President Robert Kocharian shrugs off through a spokesman the allegation, made by the former chief of Armenia’s prisons, that he and Defense Minister Serzh Sarkisian has masterminded the October 1999 assassinations in the parliament. Presidential press secretary Vahe Gabrielian tells “Hayots Ashkhar” that Mushegh Saghatelian is now under investigation for allegedly manipulating the parliament attack investigation and is trying to portray the case against him as politically motivated. With his accusations against Kocharian, Saghatelian wants to present himself as a victim of political persecution,” according to Gabrielian.
“Yerkir” writes that the murder of a Dashnaktsutyun activist in a Yerevan café exposed the “atmosphere of fear” in Armenia, with very few witnesses of the crime willing to testify publicly. The Dashnak newspaper is unhappy with the course of the investigation. Prosecutors have so far not levelled criminal charges against anybody.
“Haykakan Zhamanak” is convinced that “the real murderer will hardly be tracked down and punished” because “he is a member of Robert Kocharian’s security guard.” The paper says Kocharian is unlikely to allow the prosecution and imprisonment of any of his bodyguards. This would set a negative precedent for the security apparatus on which the Armenian president has relied heavily.
But as “Iravunk” reports, the leader of the Dashnak faction in the parliament, Aghvan Vartanian, does not think there now exists an atmosphere of fear in the country. Vartanian is confident that the case will be solved and the guilty will be punished, arguing that some important witnesses have already given testimony to the investigators.
“Iravunk,” analyzing the latest political developments, says that the “radical opposition” in Armenia contents itself with “abstract judgements.” Its highly publicized collection of signatures in support of impeachment proceedings against the president is a gimmick. For the three opposition parties taking on Kocharian this is just an opportunity to score more points. As for the presidential camp, it is also engaged in the “imitation of actions,” trying to soothe the disaffected population with “bloated [economic] figures” and aggressive anti-opposition propaganda. The problem is that people just don’t buy it anymore.

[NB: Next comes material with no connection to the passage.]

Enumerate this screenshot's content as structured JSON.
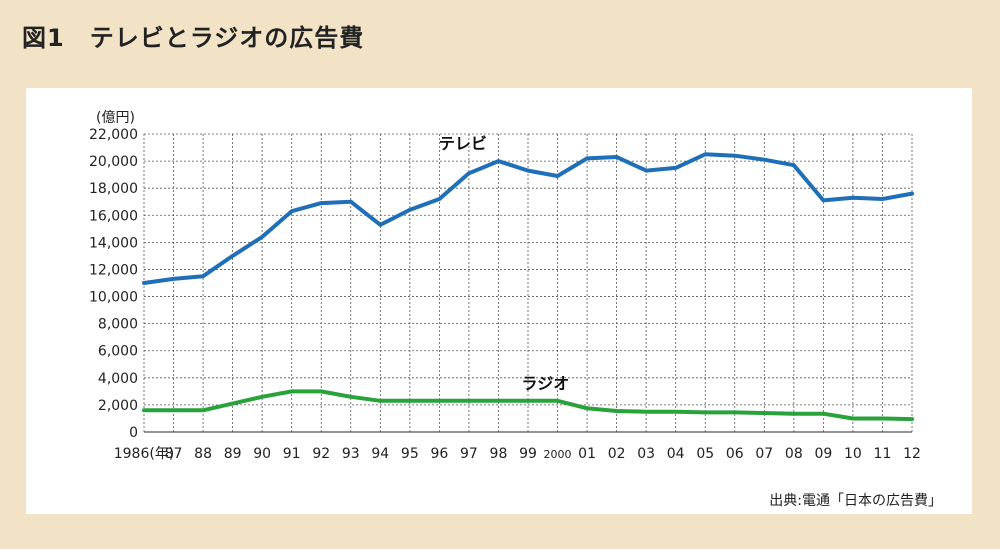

“Haykakan Zhamanak” reasons that the Armenian Communist Party’s Thursday demonstration was a gross failure. The Communists had promised to mobilize a 25,000-strong crowd for the rally, but less than two thousand people actually turned up. A high turnout would have allowed the Communists to ask a high price from the mainstream opposition groups that are keen to capitalize on the HKK’s popularity among elderly Armenians. Now the HKK is of little value to both the authorities and the opposition. This is a good news for the latter. It will never have a “Trojan horse” in its ranks.
The change of the country’s leadership is not the Communists’ chief priority these days, one of their leaders, Gagik Tadevosian, tells “Hayots Ashkhar.” He says the opposition troika is against the idea of joining the Russia-Belarus union. So there is no reason for the Communists to join the looming opposition alliance.